Die Reduzierung der Wartezeiten ist ein weiteres Argument des NHS für die Apothekerkampagne. Das größtenteils steuerfinanzierte Gesundheitssystem, einst der Stolz der Nation, befindet sich seit Jahren in der Krise. Vergangenen Winter kochte die Debatte erneut hoch: Lange Wartezeiten, Versorgungslücken und verschobene Operation nährten Sorgen über einen möglichen Kollaps des Systems.

Noch im Januar erregte es international Aufsehen, dass der NHS zehntausende Operationen verschieben musste, selbst Krebspatienten waren damals betroffen. Premierministerin Theresa May war gezwungen, sich öffentlich zu entschuldigen: „Ich weiß, es ist schwierig. Ich weiß, es ist frustrierend.“ Ärzte von dutzenden Kliniken kritisierten in einem Brief „nicht mehr akzeptable Zustände“ in Notfaufnahmen.

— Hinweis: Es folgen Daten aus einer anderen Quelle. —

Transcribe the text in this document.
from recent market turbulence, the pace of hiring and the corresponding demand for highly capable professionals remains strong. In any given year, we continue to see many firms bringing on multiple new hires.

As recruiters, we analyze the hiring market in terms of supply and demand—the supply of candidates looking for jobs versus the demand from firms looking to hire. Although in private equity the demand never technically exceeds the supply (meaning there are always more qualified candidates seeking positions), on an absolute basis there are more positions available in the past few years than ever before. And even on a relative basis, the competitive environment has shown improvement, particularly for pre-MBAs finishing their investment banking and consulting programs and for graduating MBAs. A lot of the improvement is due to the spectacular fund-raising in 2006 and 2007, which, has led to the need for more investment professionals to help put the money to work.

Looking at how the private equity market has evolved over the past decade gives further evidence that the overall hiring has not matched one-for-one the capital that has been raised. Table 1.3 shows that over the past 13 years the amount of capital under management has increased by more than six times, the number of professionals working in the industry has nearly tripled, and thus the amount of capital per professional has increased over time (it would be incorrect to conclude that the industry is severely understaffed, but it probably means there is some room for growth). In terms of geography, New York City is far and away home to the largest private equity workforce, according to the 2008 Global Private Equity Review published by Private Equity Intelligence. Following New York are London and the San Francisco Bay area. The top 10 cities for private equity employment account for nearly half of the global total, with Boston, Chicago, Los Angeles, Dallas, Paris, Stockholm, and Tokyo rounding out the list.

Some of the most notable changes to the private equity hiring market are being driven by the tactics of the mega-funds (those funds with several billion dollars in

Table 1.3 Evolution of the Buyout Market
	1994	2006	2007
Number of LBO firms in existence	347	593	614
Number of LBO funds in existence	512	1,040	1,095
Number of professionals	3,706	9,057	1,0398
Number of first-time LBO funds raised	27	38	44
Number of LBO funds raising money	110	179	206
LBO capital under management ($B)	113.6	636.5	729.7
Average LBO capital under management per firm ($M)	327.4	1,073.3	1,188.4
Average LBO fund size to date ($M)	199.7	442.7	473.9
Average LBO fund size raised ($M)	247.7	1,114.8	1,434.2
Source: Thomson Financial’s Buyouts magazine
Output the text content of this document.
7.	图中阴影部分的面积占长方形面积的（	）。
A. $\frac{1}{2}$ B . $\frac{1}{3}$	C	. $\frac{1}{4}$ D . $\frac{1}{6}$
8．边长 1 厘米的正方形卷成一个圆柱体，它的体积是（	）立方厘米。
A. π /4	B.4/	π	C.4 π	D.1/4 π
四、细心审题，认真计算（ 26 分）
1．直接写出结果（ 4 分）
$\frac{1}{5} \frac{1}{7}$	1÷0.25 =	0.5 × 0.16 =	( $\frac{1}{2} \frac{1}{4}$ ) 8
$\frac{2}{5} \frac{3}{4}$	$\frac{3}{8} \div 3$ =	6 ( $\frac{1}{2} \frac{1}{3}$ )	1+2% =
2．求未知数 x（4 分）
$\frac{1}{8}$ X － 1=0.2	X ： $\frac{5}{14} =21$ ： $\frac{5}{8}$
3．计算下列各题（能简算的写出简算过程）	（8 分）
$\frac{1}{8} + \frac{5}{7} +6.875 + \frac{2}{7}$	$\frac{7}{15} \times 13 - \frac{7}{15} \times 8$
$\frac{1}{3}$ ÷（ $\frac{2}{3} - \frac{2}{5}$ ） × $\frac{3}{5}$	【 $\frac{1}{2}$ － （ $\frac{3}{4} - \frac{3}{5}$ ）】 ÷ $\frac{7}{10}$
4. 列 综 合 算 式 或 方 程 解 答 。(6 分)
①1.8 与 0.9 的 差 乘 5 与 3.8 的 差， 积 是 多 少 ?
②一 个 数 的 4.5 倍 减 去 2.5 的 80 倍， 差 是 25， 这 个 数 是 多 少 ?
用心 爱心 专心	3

Laut einer Studie des britischen Think Tanks „The King‘s Fund“ ist die Schließung vieler Hausarztpraxen in den letzten Jahren maßgeblich mitverantwortlich für die Krise des Gesundheitssystems. Die verbliebenen Praxen sind nun zusehends überlastet und wer dort keinen Termin mehr erhält, muss notfalls auf Krankenhäuser ausweichen. Dort wiederum wurde die Lage vergangenes Jahr immer kritischer.

Der Ärztegewerkschaft British Medical Association (BMA) zufolge mussten 2017 mehr Patienten auf Krankenhausbetten liegend auf eine Behandlung warten als 2012, 2013 und 2014 zusammen – die Wartezeiten seien die längsten seit Beginn der Aufzeichnungen. Bereits 2016 war eine vom NHS in Auftrag gegebene Studie zu dem Ergebnis gekommen, dass eine Förderung der Apotheker im Land überlastete Arztpraxen entlasten könnte.